Alexis Ferenczi 13.5.22
« Vous voyez qu’on n’en avait pas tellement peur… »
La voix qui s’élève est celle d’une ancienne infirmière de l’hôpitalpsychiatrique de Saint-Alban-sur-Limagnole. Ses confidences hors caméra ouvrent le documentaire Les Heures heureuses de Martine Deyres et vient illustrer une photo usée par le temps montrant malades et soignants en balade dans les paysages de Lozère. Pas de peur, pas de mur, pas d’enfermement. « Ici, on n’attachait pas les malades », poursuit la voix bientôt rattrapée par celle de la réalisatrice : « Aujourd’hui, partout, digicode, grillage, caméra de surveillance, camisole, chambre d’isolement. »
Saint-Alban est une anomalie dans le monde capitonné de la psychiatrie. Pour la raconter, Martine Deyres s’est plongée dans une matière unique : des films muets tournés au mitan du XXe siècle par les infirmiers. Les bobines ont été conservées par l’association culturelle de l’hôpital « qui les avait classées mais jamais utilisées, ni revues, depuis leur projection, à l’époque, aux veillées du club ». Accompagnées de témoignages, ces archives retracent l’histoire de l’asile, matrice d’un mouvement thérapeutique issu du surréalisme, du marxisme et de la psychanalyse qui entendait lutter contre l’exclusion et l’avilissement des fous.
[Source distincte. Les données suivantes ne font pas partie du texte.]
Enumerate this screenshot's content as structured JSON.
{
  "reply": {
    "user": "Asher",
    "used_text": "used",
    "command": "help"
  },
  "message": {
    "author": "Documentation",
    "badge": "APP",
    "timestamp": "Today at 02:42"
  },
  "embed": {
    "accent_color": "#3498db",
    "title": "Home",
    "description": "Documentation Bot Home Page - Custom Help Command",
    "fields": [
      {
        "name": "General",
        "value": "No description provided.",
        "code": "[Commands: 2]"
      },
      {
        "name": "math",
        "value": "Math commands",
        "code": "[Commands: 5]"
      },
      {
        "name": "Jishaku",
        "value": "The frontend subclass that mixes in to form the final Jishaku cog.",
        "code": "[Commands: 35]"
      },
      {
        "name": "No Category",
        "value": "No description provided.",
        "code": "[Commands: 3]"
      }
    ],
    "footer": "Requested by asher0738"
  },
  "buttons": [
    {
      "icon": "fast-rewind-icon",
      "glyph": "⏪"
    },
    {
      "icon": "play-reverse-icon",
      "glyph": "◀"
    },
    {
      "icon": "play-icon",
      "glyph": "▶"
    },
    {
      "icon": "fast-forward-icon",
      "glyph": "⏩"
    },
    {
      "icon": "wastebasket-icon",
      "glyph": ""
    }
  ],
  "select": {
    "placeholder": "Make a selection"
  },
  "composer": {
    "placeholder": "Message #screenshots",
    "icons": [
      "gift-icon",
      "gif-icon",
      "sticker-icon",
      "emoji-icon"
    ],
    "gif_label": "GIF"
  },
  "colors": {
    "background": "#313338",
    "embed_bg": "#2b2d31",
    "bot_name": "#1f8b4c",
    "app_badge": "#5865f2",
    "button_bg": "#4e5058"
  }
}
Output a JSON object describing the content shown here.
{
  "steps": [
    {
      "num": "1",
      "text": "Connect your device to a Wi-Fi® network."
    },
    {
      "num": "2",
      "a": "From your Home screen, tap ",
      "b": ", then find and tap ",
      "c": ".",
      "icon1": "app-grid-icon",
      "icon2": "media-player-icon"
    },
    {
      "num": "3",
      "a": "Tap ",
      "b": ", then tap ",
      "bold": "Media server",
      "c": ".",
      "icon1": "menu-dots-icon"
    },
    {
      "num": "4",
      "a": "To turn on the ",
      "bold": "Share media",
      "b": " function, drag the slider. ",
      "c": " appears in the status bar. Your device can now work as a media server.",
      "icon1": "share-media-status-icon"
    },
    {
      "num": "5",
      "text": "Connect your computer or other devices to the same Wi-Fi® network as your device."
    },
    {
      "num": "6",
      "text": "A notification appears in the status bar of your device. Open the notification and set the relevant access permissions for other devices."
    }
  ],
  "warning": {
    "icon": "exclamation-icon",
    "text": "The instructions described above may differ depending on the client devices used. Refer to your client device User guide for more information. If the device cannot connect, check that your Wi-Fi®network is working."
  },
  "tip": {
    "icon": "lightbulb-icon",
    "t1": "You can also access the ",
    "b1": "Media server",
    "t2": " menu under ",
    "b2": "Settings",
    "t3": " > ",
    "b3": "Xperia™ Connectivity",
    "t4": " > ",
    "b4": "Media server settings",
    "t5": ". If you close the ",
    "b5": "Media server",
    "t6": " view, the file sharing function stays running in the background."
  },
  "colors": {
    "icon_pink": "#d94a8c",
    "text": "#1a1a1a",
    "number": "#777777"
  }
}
Avant d’être une utopie, Saint-Alban est d’abord une ancienne forteresse médiévale d’où seraient parties quelques battues à la recherche de la célèbre bête du Gévaudan. Sous l’impulsion d’Hilarion Tissot, le château devient en 1821 un centre d’accueil pour les aliénés de la ville voisine de Mende. Ce frère de l’ordre de Saint-Jean se piquait d’améliorer le sort des malades en leur offrant un protocole de soin plus adapté que celui consistant à les laisser dormir enfermés, enchaînés et nus sur la paille.